Maître ! nous sommes perdus !

13 novembre 2022

Lorsque je suis entré au séminaire en septembre 1991, un prêtre m’adressait une carte représentant Notre-Dame-de-Bon-Port, et m’écrivait : « Aie toujours le regard large. Ne t’arrête pas aux difficultés, mais sois toujours attentifs à mieux aimer le Seigneur ». Facile à dire, mais lorsque nous sommes confrontés aux difficultés, nous ne voyons plus qu’elles !

Les disciples qui ont dû subir la violente tempête (cf. Marc 4) avaient emmené Jésus avec eux, « comme il était ». Ce sont eux qui ont eu l’initiative d’aller sur l’autre rive, qui ont emmené Jésus avec eux, qui ont tenu la barre de la barque.

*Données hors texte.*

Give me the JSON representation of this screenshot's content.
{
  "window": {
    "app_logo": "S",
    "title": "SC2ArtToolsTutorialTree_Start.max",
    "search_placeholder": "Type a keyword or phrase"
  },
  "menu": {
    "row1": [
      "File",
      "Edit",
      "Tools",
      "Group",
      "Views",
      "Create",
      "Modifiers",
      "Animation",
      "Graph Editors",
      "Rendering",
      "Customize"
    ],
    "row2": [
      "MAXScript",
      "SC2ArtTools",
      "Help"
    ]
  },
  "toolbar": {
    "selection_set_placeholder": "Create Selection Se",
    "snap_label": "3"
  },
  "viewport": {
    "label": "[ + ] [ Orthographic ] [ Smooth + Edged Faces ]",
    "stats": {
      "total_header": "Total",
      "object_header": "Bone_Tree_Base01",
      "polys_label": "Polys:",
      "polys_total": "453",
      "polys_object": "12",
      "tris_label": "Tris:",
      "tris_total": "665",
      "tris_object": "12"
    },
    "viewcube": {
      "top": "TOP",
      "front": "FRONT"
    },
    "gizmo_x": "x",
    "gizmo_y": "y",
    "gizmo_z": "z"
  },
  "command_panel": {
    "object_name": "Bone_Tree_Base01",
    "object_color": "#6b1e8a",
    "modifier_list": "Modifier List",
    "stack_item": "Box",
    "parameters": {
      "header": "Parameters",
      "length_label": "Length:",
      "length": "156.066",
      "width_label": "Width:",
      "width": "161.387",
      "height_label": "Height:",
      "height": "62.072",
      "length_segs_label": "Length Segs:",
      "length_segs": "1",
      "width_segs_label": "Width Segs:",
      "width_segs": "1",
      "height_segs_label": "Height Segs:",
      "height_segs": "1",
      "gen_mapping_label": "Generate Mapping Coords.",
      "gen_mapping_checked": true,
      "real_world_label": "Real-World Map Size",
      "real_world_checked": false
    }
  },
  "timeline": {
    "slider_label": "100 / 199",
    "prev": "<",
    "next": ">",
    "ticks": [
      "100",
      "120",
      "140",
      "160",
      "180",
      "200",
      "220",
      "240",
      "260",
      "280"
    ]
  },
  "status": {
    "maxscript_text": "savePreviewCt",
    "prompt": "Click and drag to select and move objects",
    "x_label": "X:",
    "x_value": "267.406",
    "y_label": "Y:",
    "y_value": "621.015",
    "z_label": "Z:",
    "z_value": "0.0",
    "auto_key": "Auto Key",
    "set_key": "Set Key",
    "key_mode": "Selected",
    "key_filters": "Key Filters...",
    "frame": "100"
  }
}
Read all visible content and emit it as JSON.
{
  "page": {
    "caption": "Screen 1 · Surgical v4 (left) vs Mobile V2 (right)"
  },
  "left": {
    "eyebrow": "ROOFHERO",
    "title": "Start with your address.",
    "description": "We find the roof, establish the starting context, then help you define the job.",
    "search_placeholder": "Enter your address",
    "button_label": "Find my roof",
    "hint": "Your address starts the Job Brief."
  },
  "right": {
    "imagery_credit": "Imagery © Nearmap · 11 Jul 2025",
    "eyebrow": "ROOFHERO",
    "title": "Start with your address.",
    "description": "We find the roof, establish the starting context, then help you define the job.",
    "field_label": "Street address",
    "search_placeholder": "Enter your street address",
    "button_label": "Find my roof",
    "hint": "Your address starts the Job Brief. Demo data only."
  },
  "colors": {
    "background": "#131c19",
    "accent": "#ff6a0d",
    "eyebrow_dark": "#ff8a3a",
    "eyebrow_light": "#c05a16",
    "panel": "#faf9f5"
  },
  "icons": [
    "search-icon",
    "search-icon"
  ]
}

Mais « Survient une violente tempête. Les vagues se jetaient sur la barque, si bien que déjà elle se remplissait. ». Dans nos propres vies, les tempêtes aussi peuvent être violentes : les guerres, où les plus récentes font oublier les autres ; les barbaries quotidiennes, par lesquelles une personne peut en tuer une autre pour un regard, une cigarette refusée, un dépassement en voiture… L’actualité nous met cela devant les yeux au quotidien. Cela nous touche encore plus, nous perturbe et suscite notre colère – légitime -, lorsque cela concerne la vie de notre Église. Tout cela génère aussi des tempêtes violentes dans nos convictions, dans nos cœurs : doute, colère, découragement, désespoir…

Dans la barque, la réaction des disciples est surprenante « Maître, nous sommes perdus ; cela ne te fait rien ? ». Pour être surprenante, elle n’en est pas moins compréhensible, même si elle n’est pas tout à fait ajustée. Ne dévoile-t-elle pas de la colère, du doute, du découragement, du désespoir ? Or, dans ces moments de tempête, il est plus que jamais nécessaire de se tourner vers le Seigneur, alors que nous sommes inquiets, perturbés, que nous n’en avons pas « envie ». Il faut se tourner vers lui encore plus résolument, non pour lui faire des reproches, mais pour lui permettre, par sa Parole, d’apaiser la tempête.

« Réveillé, il menaça le vent et dit à la mer : « Silence, tais-toi ! » Le vent tomba, et il se fit un grand calme. ». Il ne s’agit pas d’oublier ou de faire comme si de rien n’était, mais de laisser au Seigneur reprendre SA place dans nos cœurs et dans nos vies.